Defendant Middleton (Doe 1)

 

The SAC alleges no despicable conduct by Defendant Middleton. The SAC only alleges Defendant Middleton decided to throw a baseball at a high velocity in the direction of the six-year-old plaintiff and other persons in the seating area, knowing there was no protective netting to prevent the high velocity baseball throw from striking plaintiff. (SAC ¶ 42.) The SAC also alleges that Middleton knew the spectators in the stand were not aware that a high velocity baseball was being thrown in their direction and could do nothing to protect themselves from being struck. (SAC ¶ 42.)

 

Throwing a baseball at a high velocity toward another person who was unable to catch the ball may be negligent or arguably reckless, but does not constitute despicable conduct that is so vile, base, or contemptible that it would be looked down on and despised by reasonable people.

 

Corporate Defendants

 

Here, the SAC fails to allege any “despicable conduct” by the Defendants Angels Baseball LP, Moreno Baseball LP, Moreno Baseball Companies Inc. (Corporate Defendants), and also fails to allege facts supporting the punitive damages claim against Defendants Angels Baseball LP or Moreno Baseball LP.

 

The SAC alleges that the Corporate Defendants had actual knowledge and were aware of multiple incidents where spectators and guests in the seating areas of the stadium were hit by baseballs thrown by players on the field, and that those thrown baseballs resulted in serious injuries to those spectators and guests. (SAC ¶ 11.)

 

The SAC further pleads that the Corporate Defendants made the decision not to extend protective netting and allowed players to warm up in areas without such netting or other protective measures, choosing not to follow MLB’s encouragement to all clubs to extend the protective netting along the base lines. (SAC ¶¶ 13 & 42.)

 

The SAC further alleges that two individuals, Arturo R. Moreno and Jerel Campbell, were responsible for making these decisions and thus, acted with conscious disregard for the rights and safety of fans. (SAC ¶ 43.)

 

The SAC does not plead specific facts to show that the Corporate Defendants had advance knowledge of the unfitness of Moreno or Campbell and employed them with a conscious disregard of the rights or safety of others, or authorized or ratified the wrongful conduct for which the damages are sought.

 

Further, the SAC does not allege specific facts to show that any of the Corporate Defendants were personally guilty of oppression, fraud or malice.
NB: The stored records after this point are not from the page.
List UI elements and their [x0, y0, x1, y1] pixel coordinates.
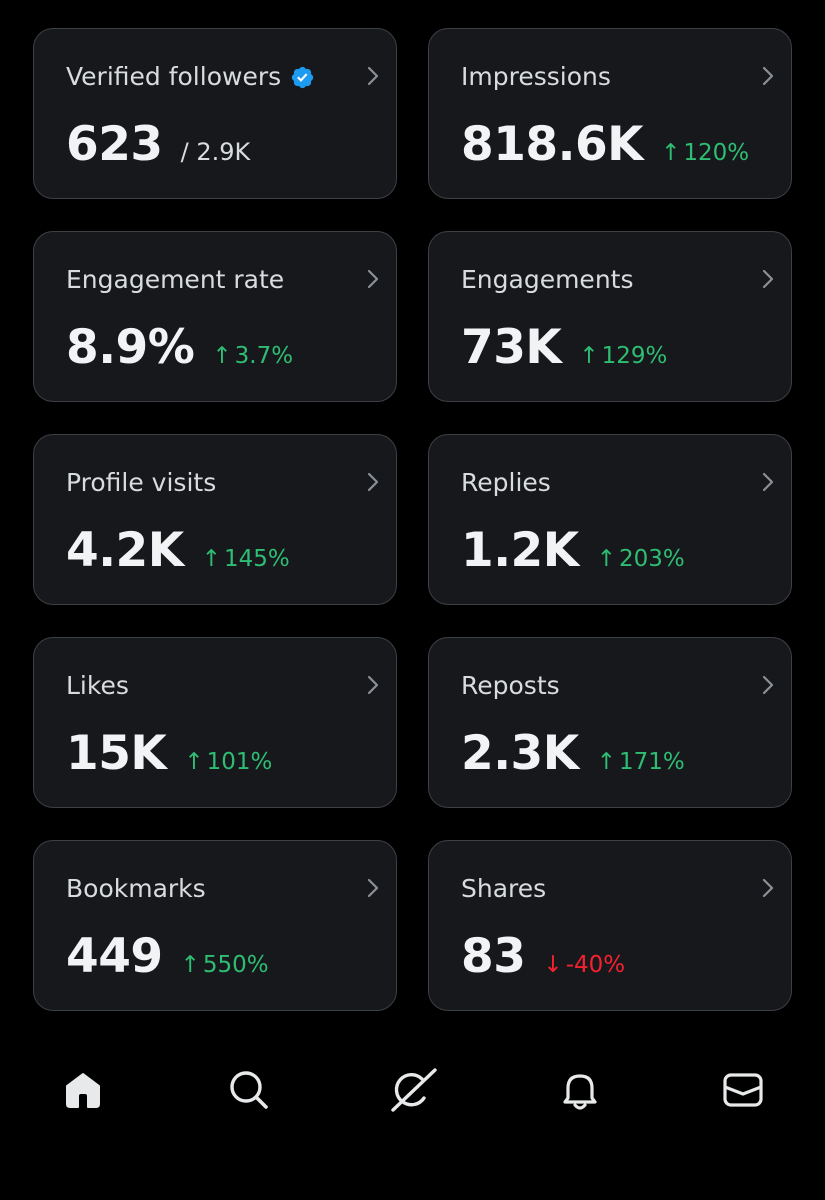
- chevron-right-icon: [761, 471, 775, 493]
- card-title: Replies: [461, 468, 551, 497]
- metric-value: 1.2K: [461, 523, 579, 578]
- engagement-rate-card[interactable]: Engagement rate 8.9% ↑ 3.7%: [33, 231, 397, 402]
- metric-change: ↑ 171%: [596, 749, 685, 775]
- chevron-right-icon: [366, 674, 380, 696]
- metric-total: / 2.9K: [180, 138, 251, 166]
- arrow-up-icon: ↑: [596, 749, 616, 775]
- chevron-right-icon: [761, 268, 775, 290]
- card-title: Impressions: [461, 62, 611, 91]
- chevron-right-icon: [761, 877, 775, 899]
- card-title: Engagements: [461, 265, 634, 294]
- metric-value: 2.3K: [461, 726, 579, 781]
- verified-followers-card[interactable]: Verified followers 623 / 2.9K: [33, 28, 397, 199]
- arrow-up-icon: ↑: [180, 952, 200, 978]
- notifications-bell-icon[interactable]: [556, 1066, 604, 1114]
- arrow-up-icon: ↑: [661, 140, 681, 166]
- bottom-nav-bar: [0, 1050, 825, 1130]
- arrow-up-icon: ↑: [184, 749, 204, 775]
- search-icon[interactable]: [225, 1066, 273, 1114]
- metric-value: 818.6K: [461, 117, 644, 172]
- metric-change: ↑ 550%: [180, 952, 269, 978]
- likes-card[interactable]: Likes 15K ↑ 101%: [33, 637, 397, 808]
- metric-change: ↑ 145%: [201, 546, 290, 572]
- arrow-up-icon: ↑: [596, 546, 616, 572]
- reposts-card[interactable]: Reposts 2.3K ↑ 171%: [428, 637, 792, 808]
- metric-change: ↓ -40%: [543, 952, 626, 978]
- arrow-down-icon: ↓: [543, 952, 563, 978]
- bookmarks-card[interactable]: Bookmarks 449 ↑ 550%: [33, 840, 397, 1011]
- card-title: Shares: [461, 874, 547, 903]
- engagements-card[interactable]: Engagements 73K ↑ 129%: [428, 231, 792, 402]
- metric-change: ↑ 3.7%: [212, 343, 294, 369]
- profile-visits-card[interactable]: Profile visits 4.2K ↑ 145%: [33, 434, 397, 605]
- shares-card[interactable]: Shares 83 ↓ -40%: [428, 840, 792, 1011]
- metric-value: 623: [66, 117, 163, 172]
- metric-value: 4.2K: [66, 523, 184, 578]
- home-icon[interactable]: [59, 1066, 107, 1114]
- metric-value: 15K: [66, 726, 167, 781]
- arrow-up-icon: ↑: [212, 343, 232, 369]
- arrow-up-icon: ↑: [201, 546, 221, 572]
- verified-badge-icon: [290, 65, 315, 90]
- card-title: Likes: [66, 671, 129, 700]
- metric-change: ↑ 203%: [596, 546, 685, 572]
- messages-envelope-icon[interactable]: [719, 1066, 767, 1114]
- card-title: Reposts: [461, 671, 560, 700]
- metric-value: 8.9%: [66, 320, 195, 375]
- metric-value: 73K: [461, 320, 562, 375]
- card-title: Engagement rate: [66, 265, 285, 294]
- grok-icon[interactable]: [389, 1066, 437, 1114]
- chevron-right-icon: [366, 268, 380, 290]
- metrics-grid: Verified followers 623 / 2.9K Impression…: [33, 28, 792, 1011]
- chevron-right-icon: [761, 674, 775, 696]
- metric-change: ↑ 120%: [661, 140, 750, 166]
- metric-value: 83: [461, 929, 526, 984]
- chevron-right-icon: [366, 877, 380, 899]
- card-title: Verified followers: [66, 62, 282, 91]
- metric-change: ↑ 101%: [184, 749, 273, 775]
- chevron-right-icon: [366, 471, 380, 493]
- chevron-right-icon: [366, 65, 380, 87]
- metric-value: 449: [66, 929, 163, 984]
- metric-change: ↑ 129%: [579, 343, 668, 369]
- card-title: Profile visits: [66, 468, 217, 497]
- impressions-card[interactable]: Impressions 818.6K ↑ 120%: [428, 28, 792, 199]
- replies-card[interactable]: Replies 1.2K ↑ 203%: [428, 434, 792, 605]
- arrow-up-icon: ↑: [579, 343, 599, 369]
- card-title: Bookmarks: [66, 874, 206, 903]
- chevron-right-icon: [761, 65, 775, 87]
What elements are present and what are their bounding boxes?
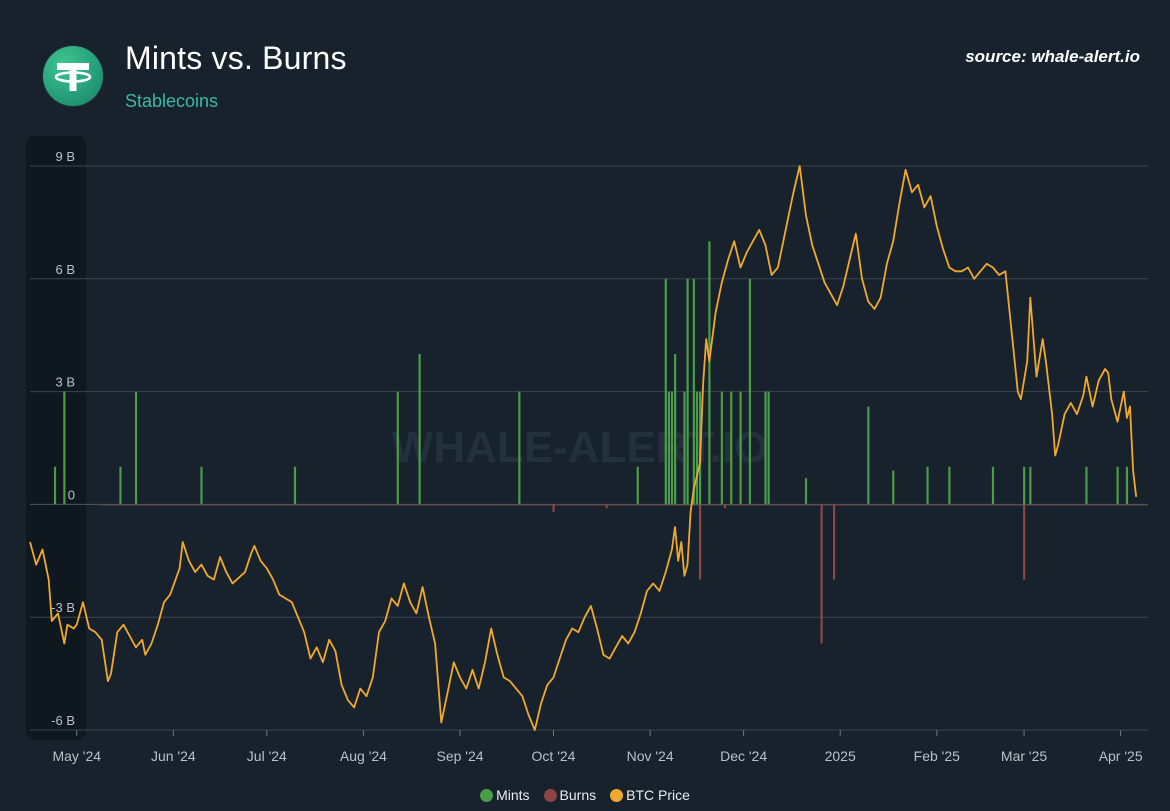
mint-bar — [708, 241, 711, 505]
source-label: source: whale-alert.io — [965, 47, 1140, 66]
mint-bar — [720, 391, 723, 505]
legend-item-mints[interactable]: Mints — [480, 787, 530, 803]
y-tick-label: -3 B — [51, 600, 75, 615]
btc-legend-dot-icon — [610, 788, 624, 802]
mint-bar — [692, 278, 695, 505]
mint-bar — [636, 466, 639, 505]
mint-bar — [667, 391, 671, 505]
burn-bar — [605, 504, 608, 509]
x-tick-label: 2025 — [825, 748, 856, 764]
burn-bar — [552, 504, 555, 512]
mint-bar — [948, 466, 951, 505]
mint-bar — [670, 391, 674, 505]
burn-bar — [832, 504, 836, 580]
mint-bar — [767, 391, 770, 505]
burn-bar — [820, 504, 823, 644]
mint-bar — [804, 478, 808, 505]
mint-bar — [739, 391, 742, 505]
mint-bar — [991, 466, 995, 505]
y-tick-label: -6 B — [51, 713, 75, 728]
y-tick-label: 0 — [68, 487, 75, 502]
mint-bar — [1023, 466, 1026, 505]
mint-bar — [748, 278, 752, 505]
x-tick-label: Nov '24 — [627, 748, 674, 764]
mint-bar — [664, 278, 667, 505]
legend-label-burns: Burns — [559, 787, 597, 803]
x-tick-label: Mar '25 — [1001, 748, 1047, 764]
mint-bar — [867, 406, 870, 505]
y-tick-label: 6 B — [55, 262, 75, 277]
mint-bar — [926, 466, 929, 505]
x-tick-label: Sep '24 — [437, 748, 484, 764]
burn-bar — [1023, 504, 1026, 580]
btc-price-line — [29, 165, 1138, 731]
burns-legend-dot-icon — [543, 788, 557, 802]
mint-bar — [396, 391, 399, 505]
chart-legend: Mints Burns BTC Price — [0, 787, 1170, 803]
x-tick-label: Jul '24 — [247, 748, 287, 764]
mint-bar — [892, 470, 895, 505]
mint-bar — [695, 391, 699, 505]
mint-bar — [1116, 466, 1119, 505]
burn-bar — [698, 504, 702, 580]
burn-bar — [723, 504, 727, 509]
mint-bar — [764, 391, 767, 505]
tether-logo-icon — [43, 46, 103, 106]
chart-title: Mints vs. Burns — [125, 40, 347, 76]
legend-item-burns[interactable]: Burns — [543, 787, 597, 803]
mint-bar — [200, 466, 203, 505]
mints-legend-dot-icon — [480, 788, 494, 802]
mint-bar — [1029, 466, 1032, 505]
mint-bar — [1125, 466, 1129, 505]
watermark-text: WHALE-ALERT.IO — [392, 423, 768, 472]
mint-bar — [674, 354, 677, 505]
y-tick-label: 3 B — [55, 375, 75, 390]
x-tick-label: Dec '24 — [720, 748, 767, 764]
mint-bar — [418, 354, 421, 505]
x-tick-label: Oct '24 — [532, 748, 576, 764]
mint-bar — [683, 391, 686, 505]
mint-bar — [1085, 466, 1088, 505]
legend-label-mints: Mints — [496, 787, 530, 803]
y-tick-label: 9 B — [55, 149, 75, 164]
mint-bar — [119, 466, 122, 505]
mint-bar — [518, 391, 521, 505]
mint-bar — [53, 466, 57, 505]
x-tick-label: May '24 — [52, 748, 101, 764]
mint-bar — [134, 391, 138, 505]
mint-bar — [63, 391, 66, 505]
mint-bar — [293, 466, 297, 505]
x-tick-label: Aug '24 — [340, 748, 387, 764]
y-axis-panel — [26, 136, 86, 740]
legend-label-btc-price: BTC Price — [626, 787, 690, 803]
x-tick-label: Feb '25 — [914, 748, 960, 764]
mint-bar — [686, 278, 689, 505]
chart-subtitle: Stablecoins — [125, 91, 219, 111]
x-tick-label: Jun '24 — [151, 748, 196, 764]
legend-item-btc-price[interactable]: BTC Price — [610, 787, 690, 803]
mint-bar — [730, 391, 733, 505]
x-tick-label: Apr '25 — [1099, 748, 1143, 764]
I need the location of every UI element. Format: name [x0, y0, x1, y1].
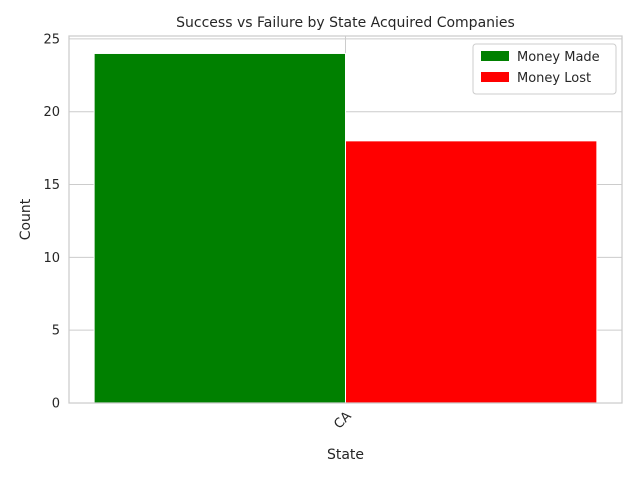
- legend-items: Money Made Money Lost: [481, 50, 600, 86]
- legend: Money Made Money Lost: [472, 43, 617, 95]
- y-ticks: 0 5 10 15 20 25: [43, 32, 60, 411]
- legend-label: Money Lost: [517, 71, 591, 86]
- legend-swatch: [481, 51, 509, 61]
- y-tick-label: 25: [43, 32, 60, 47]
- y-tick-label: 10: [43, 251, 60, 266]
- y-tick-label: 5: [52, 324, 60, 339]
- legend-label: Money Made: [517, 50, 600, 65]
- plot-frame: [68, 35, 623, 404]
- bar: [93, 52, 346, 404]
- x-axis-label: State: [327, 447, 364, 463]
- y-tick-label: 0: [52, 397, 60, 412]
- chart-title: Success vs Failure by State Acquired Com…: [176, 15, 515, 31]
- y-axis-label: Count: [18, 198, 34, 240]
- y-tick-label: 20: [43, 105, 60, 120]
- bars: [93, 52, 598, 404]
- y-tick-label: 15: [43, 178, 60, 193]
- bar: [345, 140, 598, 404]
- legend-swatch: [481, 72, 509, 82]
The decision not to extend protective netting or other protective measures in those alleged circumstances does not constitute despicable conduct that is so vile, base, or contemptible that it would be looked down on and despised by reasonable people.

 

Even under a liberal reading of the SAC, Plaintiffs’ allegations do no more than assert that the Corporate Defendants’ conduct was negligent, grossly negligent, or reckless. Although motions to strike are disfavored, the court is constrained to grant the instant motion.

 

In ruling on a motion to strike, the court employs the same liberality to amend as used for demurrers. As long as there is a reasonable possibility that plaintiffs can cure the defects, leave to amend is appropriate. (See Grieves v. Superior Court (1984) 157 Cal.App.3d 159, 168; Price v. Dames & Moore (2001) 92 Cal.App.4th 355, 360.)

 

Plaintiff requests leave to amend and claims that amendments could be made to save the request for punitive damages. However, Plaintiff has already amended the complaint twice. The court will therefore grant leave to amend one final time.

 

Defendants shall give notice of this ruling.